Exotic Bags. The same could not be said for Saigon, where each night, defying the government's curfew, the mobs roared through alleys and streets, leaving a wake of sticks, stones, broken bottles, empty cartridges, spent grenades and smoke flares. Often led by gazelle-like children or astonishingly pretty girls and, as the week progressed, directed by whistle-blowing Buddhist monks, the rioters baited the airborne troops trying to keep order. Despite wicker shields and flak jackets, the soldiers sometimes found the hail of stones so intense that they, rather than the rioters, broke for cover. When they hurled tear gas, the rioters picked up the smoking cans and hurled them back, used plastic bags over their heads for improvised masks. Newsmen as often as soldiers were targets for stoning and, when the mayor of Saigon went out into the teeming streets to try to reason with the rioters, he was stoned too. Wherever the mob clashed with the soldiers, the air soon became unbreathable. Tears flooded the eyes, juices poured from irritated mouths and noses. Everyone gasped, ran, fled the maddening tear gas.

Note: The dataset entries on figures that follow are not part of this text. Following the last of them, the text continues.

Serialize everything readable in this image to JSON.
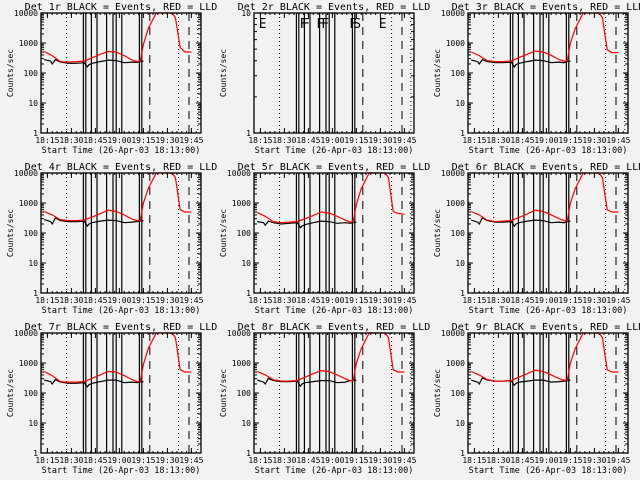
{
  "chart_data": [
    {
      "type": "line",
      "title": "Det 1r BLACK = Events, RED = LLD",
      "xlabel": "Start Time (26-Apr-03 18:13:00)",
      "ylabel": "Counts/sec",
      "yscale": "log",
      "ylim": [
        1,
        10000
      ],
      "ytick_labels": [
        "1",
        "10",
        "100",
        "1000",
        "10000"
      ],
      "xlim_minutes": [
        -2,
        98
      ],
      "xtick_labels": [
        "18:15",
        "18:30",
        "18:45",
        "19:00",
        "19:15",
        "19:30",
        "19:45"
      ],
      "markers": [
        "",
        "",
        "",
        "",
        "",
        "",
        "",
        "",
        "",
        "",
        "",
        "",
        ""
      ],
      "series": [
        {
          "name": "Events",
          "color": "#000000",
          "x": [
            0,
            4,
            5,
            7,
            10,
            15,
            20,
            25,
            27,
            28,
            30,
            35,
            40,
            45,
            50,
            55,
            58,
            60,
            62
          ],
          "y": [
            280,
            250,
            200,
            280,
            230,
            210,
            210,
            220,
            160,
            190,
            210,
            240,
            270,
            260,
            220,
            230,
            225,
            240,
            250
          ]
        },
        {
          "name": "LLD",
          "color": "#ff0000",
          "x": [
            0,
            5,
            10,
            15,
            20,
            25,
            30,
            35,
            40,
            45,
            50,
            55,
            58,
            60,
            62,
            65,
            70,
            75,
            78,
            80,
            82,
            85,
            88,
            92
          ],
          "y": [
            520,
            380,
            240,
            230,
            240,
            250,
            320,
            420,
            520,
            500,
            380,
            270,
            240,
            250,
            900,
            3000,
            10000,
            10000,
            10000,
            10000,
            7000,
            700,
            500,
            500
          ]
        }
      ]
    },
    {
      "type": "line",
      "title": "Det 2r BLACK = Events, RED = LLD",
      "xlabel": "Start Time (26-Apr-03 18:13:00)",
      "ylabel": "Counts/sec",
      "yscale": "log",
      "ylim": [
        1,
        10
      ],
      "ytick_labels": [
        "1",
        "10"
      ],
      "xlim_minutes": [
        -2,
        98
      ],
      "xtick_labels": [
        "18:15",
        "18:30",
        "18:45",
        "19:00",
        "19:15",
        "19:30",
        "19:45"
      ],
      "markers": [
        "E",
        "F",
        "F",
        "F",
        "F",
        "F",
        "S",
        "E"
      ],
      "series": []
    },
    {
      "type": "line",
      "title": "Det 3r BLACK = Events, RED = LLD",
      "xlabel": "Start Time (26-Apr-03 18:13:00)",
      "ylabel": "Counts/sec",
      "yscale": "log",
      "ylim": [
        1,
        10000
      ],
      "ytick_labels": [
        "1",
        "10",
        "100",
        "1000",
        "10000"
      ],
      "xlim_minutes": [
        -2,
        98
      ],
      "xtick_labels": [
        "18:15",
        "18:30",
        "18:45",
        "19:00",
        "19:15",
        "19:30",
        "19:45"
      ],
      "markers": [],
      "series": [
        {
          "name": "Events",
          "color": "#000000",
          "x": [
            0,
            4,
            5,
            7,
            10,
            15,
            20,
            25,
            27,
            28,
            30,
            35,
            40,
            45,
            50,
            55,
            58,
            60,
            62
          ],
          "y": [
            270,
            240,
            200,
            280,
            240,
            220,
            220,
            230,
            160,
            190,
            210,
            240,
            270,
            260,
            220,
            230,
            220,
            240,
            250
          ]
        },
        {
          "name": "LLD",
          "color": "#ff0000",
          "x": [
            0,
            5,
            10,
            15,
            20,
            25,
            30,
            35,
            40,
            45,
            50,
            55,
            58,
            60,
            62,
            65,
            70,
            75,
            78,
            80,
            82,
            85,
            88,
            92
          ],
          "y": [
            500,
            380,
            260,
            240,
            240,
            250,
            330,
            420,
            540,
            500,
            390,
            280,
            250,
            250,
            1000,
            3000,
            10000,
            10000,
            10000,
            10000,
            7000,
            600,
            480,
            480
          ]
        }
      ]
    },
    {
      "type": "line",
      "title": "Det 4r BLACK = Events, RED = LLD",
      "xlabel": "Start Time (26-Apr-03 18:13:00)",
      "ylabel": "Counts/sec",
      "yscale": "log",
      "ylim": [
        1,
        10000
      ],
      "ytick_labels": [
        "1",
        "10",
        "100",
        "1000",
        "10000"
      ],
      "xlim_minutes": [
        -2,
        98
      ],
      "xtick_labels": [
        "18:15",
        "18:30",
        "18:45",
        "19:00",
        "19:15",
        "19:30",
        "19:45"
      ],
      "markers": [],
      "series": [
        {
          "name": "Events",
          "color": "#000000",
          "x": [
            0,
            4,
            5,
            7,
            10,
            15,
            20,
            25,
            27,
            28,
            30,
            35,
            40,
            45,
            50,
            55,
            58,
            60,
            62
          ],
          "y": [
            280,
            240,
            200,
            320,
            260,
            240,
            240,
            250,
            170,
            200,
            220,
            250,
            270,
            260,
            220,
            230,
            240,
            250,
            260
          ]
        },
        {
          "name": "LLD",
          "color": "#ff0000",
          "x": [
            0,
            5,
            10,
            15,
            20,
            25,
            30,
            35,
            40,
            45,
            50,
            55,
            58,
            60,
            62,
            65,
            70,
            75,
            78,
            80,
            82,
            85,
            88,
            92
          ],
          "y": [
            520,
            400,
            280,
            260,
            260,
            270,
            340,
            440,
            580,
            520,
            400,
            290,
            260,
            260,
            1000,
            3000,
            10000,
            10000,
            10000,
            10000,
            7000,
            600,
            500,
            500
          ]
        }
      ]
    },
    {
      "type": "line",
      "title": "Det 5r BLACK = Events, RED = LLD",
      "xlabel": "Start Time (26-Apr-03 18:13:00)",
      "ylabel": "Counts/sec",
      "yscale": "log",
      "ylim": [
        1,
        10000
      ],
      "ytick_labels": [
        "1",
        "10",
        "100",
        "1000",
        "10000"
      ],
      "xlim_minutes": [
        -2,
        98
      ],
      "xtick_labels": [
        "18:15",
        "18:30",
        "18:45",
        "19:00",
        "19:15",
        "19:30",
        "19:45"
      ],
      "markers": [],
      "series": [
        {
          "name": "Events",
          "color": "#000000",
          "x": [
            0,
            4,
            5,
            7,
            10,
            15,
            20,
            25,
            27,
            28,
            30,
            35,
            40,
            45,
            50,
            55,
            58,
            60,
            62
          ],
          "y": [
            240,
            220,
            180,
            250,
            220,
            200,
            210,
            220,
            150,
            170,
            190,
            220,
            250,
            240,
            210,
            220,
            210,
            220,
            230
          ]
        },
        {
          "name": "LLD",
          "color": "#ff0000",
          "x": [
            0,
            5,
            10,
            15,
            20,
            25,
            30,
            35,
            40,
            45,
            50,
            55,
            58,
            60,
            62,
            65,
            70,
            75,
            78,
            80,
            82,
            85,
            88,
            92
          ],
          "y": [
            480,
            360,
            240,
            220,
            230,
            240,
            300,
            380,
            500,
            460,
            360,
            270,
            230,
            240,
            900,
            3000,
            10000,
            10000,
            10000,
            10000,
            7000,
            520,
            450,
            420
          ]
        }
      ]
    },
    {
      "type": "line",
      "title": "Det 6r BLACK = Events, RED = LLD",
      "xlabel": "Start Time (26-Apr-03 18:13:00)",
      "ylabel": "Counts/sec",
      "yscale": "log",
      "ylim": [
        1,
        10000
      ],
      "ytick_labels": [
        "1",
        "10",
        "100",
        "1000",
        "10000"
      ],
      "xlim_minutes": [
        -2,
        98
      ],
      "xtick_labels": [
        "18:15",
        "18:30",
        "18:45",
        "19:00",
        "19:15",
        "19:30",
        "19:45"
      ],
      "markers": [],
      "series": [
        {
          "name": "Events",
          "color": "#000000",
          "x": [
            0,
            4,
            5,
            7,
            10,
            15,
            20,
            25,
            27,
            28,
            30,
            35,
            40,
            45,
            50,
            55,
            58,
            60,
            62
          ],
          "y": [
            270,
            230,
            200,
            320,
            260,
            230,
            230,
            240,
            170,
            200,
            220,
            250,
            270,
            260,
            220,
            230,
            220,
            240,
            250
          ]
        },
        {
          "name": "LLD",
          "color": "#ff0000",
          "x": [
            0,
            5,
            10,
            15,
            20,
            25,
            30,
            35,
            40,
            45,
            50,
            55,
            58,
            60,
            62,
            65,
            70,
            75,
            78,
            80,
            82,
            85,
            88,
            92
          ],
          "y": [
            520,
            400,
            270,
            240,
            250,
            260,
            330,
            430,
            580,
            520,
            400,
            300,
            260,
            250,
            1000,
            3000,
            10000,
            10000,
            10000,
            10000,
            7000,
            600,
            500,
            500
          ]
        }
      ]
    },
    {
      "type": "line",
      "title": "Det 7r BLACK = Events, RED = LLD",
      "xlabel": "Start Time (26-Apr-03 18:13:00)",
      "ylabel": "Counts/sec",
      "yscale": "log",
      "ylim": [
        1,
        10000
      ],
      "ytick_labels": [
        "1",
        "10",
        "100",
        "1000",
        "10000"
      ],
      "xlim_minutes": [
        -2,
        98
      ],
      "xtick_labels": [
        "18:15",
        "18:30",
        "18:45",
        "19:00",
        "19:15",
        "19:30",
        "19:45"
      ],
      "markers": [],
      "series": [
        {
          "name": "Events",
          "color": "#000000",
          "x": [
            0,
            4,
            5,
            7,
            10,
            15,
            20,
            25,
            27,
            28,
            30,
            35,
            40,
            45,
            50,
            55,
            58,
            60,
            62
          ],
          "y": [
            270,
            240,
            200,
            280,
            230,
            210,
            210,
            220,
            160,
            190,
            210,
            240,
            270,
            270,
            220,
            230,
            220,
            230,
            240
          ]
        },
        {
          "name": "LLD",
          "color": "#ff0000",
          "x": [
            0,
            5,
            10,
            15,
            20,
            25,
            30,
            35,
            40,
            45,
            50,
            55,
            58,
            60,
            62,
            65,
            70,
            75,
            78,
            80,
            82,
            85,
            88,
            92
          ],
          "y": [
            520,
            380,
            240,
            230,
            230,
            240,
            310,
            400,
            520,
            500,
            380,
            280,
            240,
            240,
            900,
            3000,
            10000,
            10000,
            10000,
            10000,
            7000,
            600,
            500,
            500
          ]
        }
      ]
    },
    {
      "type": "line",
      "title": "Det 8r BLACK = Events, RED = LLD",
      "xlabel": "Start Time (26-Apr-03 18:13:00)",
      "ylabel": "Counts/sec",
      "yscale": "log",
      "ylim": [
        1,
        10000
      ],
      "ytick_labels": [
        "1",
        "10",
        "100",
        "1000",
        "10000"
      ],
      "xlim_minutes": [
        -2,
        98
      ],
      "xtick_labels": [
        "18:15",
        "18:30",
        "18:45",
        "19:00",
        "19:15",
        "19:30",
        "19:45"
      ],
      "markers": [],
      "series": [
        {
          "name": "Events",
          "color": "#000000",
          "x": [
            0,
            4,
            5,
            7,
            10,
            15,
            20,
            25,
            27,
            28,
            30,
            35,
            40,
            45,
            50,
            55,
            58,
            60,
            62
          ],
          "y": [
            270,
            230,
            200,
            310,
            260,
            240,
            240,
            250,
            170,
            200,
            220,
            240,
            260,
            260,
            220,
            230,
            260,
            260,
            270
          ]
        },
        {
          "name": "LLD",
          "color": "#ff0000",
          "x": [
            0,
            5,
            10,
            15,
            20,
            25,
            30,
            35,
            40,
            45,
            50,
            55,
            58,
            60,
            62,
            65,
            70,
            75,
            78,
            80,
            82,
            85,
            88,
            92
          ],
          "y": [
            520,
            400,
            280,
            250,
            250,
            260,
            340,
            440,
            560,
            520,
            400,
            300,
            260,
            260,
            1000,
            3000,
            10000,
            10000,
            10000,
            10000,
            7000,
            600,
            500,
            500
          ]
        }
      ]
    },
    {
      "type": "line",
      "title": "Det 9r BLACK = Events, RED = LLD",
      "xlabel": "Start Time (26-Apr-03 18:13:00)",
      "ylabel": "Counts/sec",
      "yscale": "log",
      "ylim": [
        1,
        10000
      ],
      "ytick_labels": [
        "1",
        "10",
        "100",
        "1000",
        "10000"
      ],
      "xlim_minutes": [
        -2,
        98
      ],
      "xtick_labels": [
        "18:15",
        "18:30",
        "18:45",
        "19:00",
        "19:15",
        "19:30",
        "19:45"
      ],
      "markers": [],
      "series": [
        {
          "name": "Events",
          "color": "#000000",
          "x": [
            0,
            4,
            5,
            7,
            10,
            15,
            20,
            25,
            27,
            28,
            30,
            35,
            40,
            45,
            50,
            55,
            58,
            60,
            62
          ],
          "y": [
            270,
            230,
            200,
            320,
            270,
            250,
            250,
            260,
            180,
            210,
            230,
            250,
            270,
            270,
            230,
            240,
            250,
            260,
            270
          ]
        },
        {
          "name": "LLD",
          "color": "#ff0000",
          "x": [
            0,
            5,
            10,
            15,
            20,
            25,
            30,
            35,
            40,
            45,
            50,
            55,
            58,
            60,
            62,
            65,
            70,
            75,
            78,
            80,
            82,
            85,
            88,
            92
          ],
          "y": [
            520,
            400,
            280,
            250,
            250,
            260,
            340,
            440,
            580,
            520,
            400,
            300,
            270,
            260,
            1000,
            3000,
            10000,
            10000,
            10000,
            10000,
            7000,
            600,
            500,
            500
          ]
        }
      ]
    }
  ],
  "event_lines": {
    "solid_minutes": [
      24.5,
      26,
      29.5,
      33,
      39,
      43,
      45,
      48.5,
      59.5,
      61
    ],
    "dashed_minutes": [
      66,
      90.5
    ],
    "dotted_minutes": [
      14,
      84,
      96
    ],
    "panel2_marker_minutes": [
      1,
      26.5,
      28,
      37,
      40,
      57.5,
      60,
      76
    ]
  },
  "colors": {
    "background": "#f2f2f2",
    "axis": "#000000",
    "events": "#000000",
    "lld": "#ff0000"
  }
}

But Ky's real struggle lay with the Buddhist leaders, who discovered their power three years ago in ousting Premier Diem, and have been thirsting for more ever since. Back in Saigon, Ky met with Buddhist leaders and tried to arrange a compromise. The Buddhists wanted an amnesty for rioters and the soldiers who aided them, withdrawal of the South Vietnamese marines from Danang, and the establishment of an assembly to draw up a constitution within four to six months. If Ky and his fellow generals would agree to that, said the bonzes, they would "temporarily suspend all forms of struggle to prove our good will."
The generals were agreeable to the constitutional assembly, as they have been all along, but not to the first two conditions. When I Corps Commander General Chuan in Danang argued that the marines had to be withdrawn from his city, the rest of his colleagues in the Directory unanimously removed him--with his concurrence--from the command he had held for less than a month. He was replaced by Lieut. General Ton That Dinh, who helped to lead the coup against Diem.
"Many, Many Men." With that, the Buddhists abandoned all pretense that the street mobs were not of their making. Closing ranks, they issued a proclamation from the Vien Hoa Dao, their chief headquarters, assuming responsibility for all future demonstrations. They declared that "a state of emergency" existed, and that "we want an elected national Congress now." Whether the Buddhists were declaring war only on Premier Ky or on the whole military government was not immediately clear. But in publicly blessing the civil disorder, and promising that from now on the street mobs must not be made up of "hoodlums" but "many, many men," the political bonzes had moved the crisis up still another notch.